The root of the problem is that Windows and MacOS X have lists of preferred wireless networks that they look for and probe for explicitly, in case they are hidden networks and not beaconing. Any network that you join is automatically added to the top of this list. So when you open your laptop in a public place, you look for all the insecure hotspots you’ve recently connected to. If someone is spoofing that network, your laptop will automatically join it, dhcp, etc. Software you have running may try to check for updates, check mail, etc, opening up a large client-side attack surface. While Windows XP and OS X Tiger let you edit this list (In OSX 10.3, it was a base64 blob in an XML preference file), most people don’t.

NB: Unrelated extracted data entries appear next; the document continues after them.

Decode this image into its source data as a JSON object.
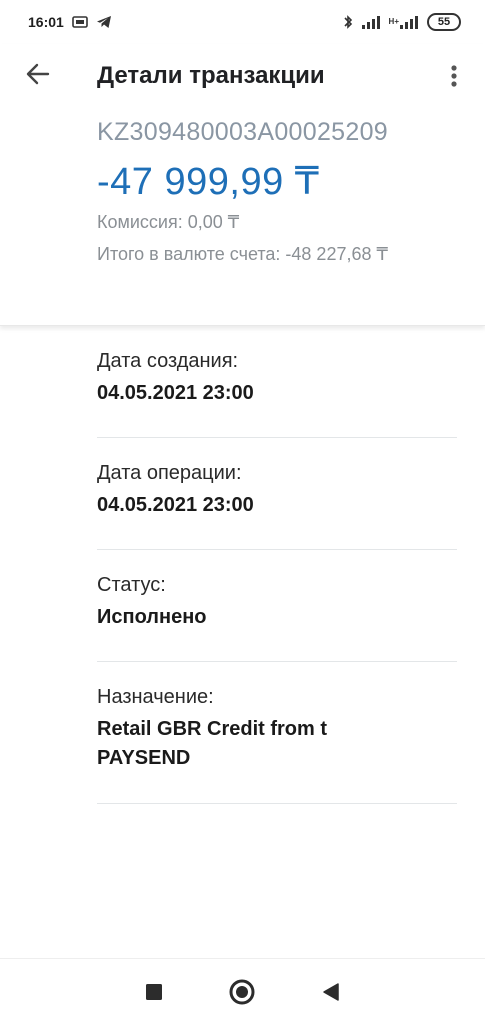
{
  "status_bar": {
    "time": "16:01",
    "battery": "55",
    "net_label": "H+"
  },
  "header": {
    "title": "Детали транзакции",
    "account": "KZ309480003A00025209",
    "amount": "-47 999,99 ₸",
    "commission": "Комиссия: 0,00 ₸",
    "total": "Итого в валюте счета: -48 227,68 ₸"
  },
  "details": [
    {
      "label": "Дата создания:",
      "value": "04.05.2021 23:00"
    },
    {
      "label": "Дата операции:",
      "value": "04.05.2021 23:00"
    },
    {
      "label": "Статус:",
      "value": "Исполнено"
    },
    {
      "label": "Назначение:",
      "value": "Retail GBR Credit from t PAYSEND"
    }
  ],
  "colors": {
    "amount": "#1e6fb7",
    "account": "#8a96a3",
    "secondary": "#8a8f94"
  },
  "icons": {
    "back": "arrow-left-icon",
    "more": "more-vertical-icon",
    "nav_recents": "square-icon",
    "nav_home": "circle-icon",
    "nav_back": "triangle-back-icon"
  }
}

An empty preferred networks list is not even completely safe. With most 802.11b-only cards under XP, the card will also probe for randomly-generated SSIDs between rounds of scanning for preferred networks and will even associate to a network if it responds to the random probe (albeit it will only be associated for about a minute before scanning again). Apple had a similar issue w/ the classic 802.11b AirPort cards, but this was fixed in the AirPort 4.2 update.

Since the new Intel Macs have onboard Atheros chips, I can port the BSD atheros driver to IOKit and run KARMA on my mac with no extra equipment necessary. Another reason that Macs are great for security people :).

1 Comment so far

  • robert

    October 28th, 2006 10:01 am

    What’s this about a curses gui??? Karma is a great tool btw.
    I have karma-20060124 but would like to see some new stuff. There are a lot of neat things you can do with it like maybe actually setup nat for mitm …
    Just a thought. Anyway tanks for releasing a fun and cool tool.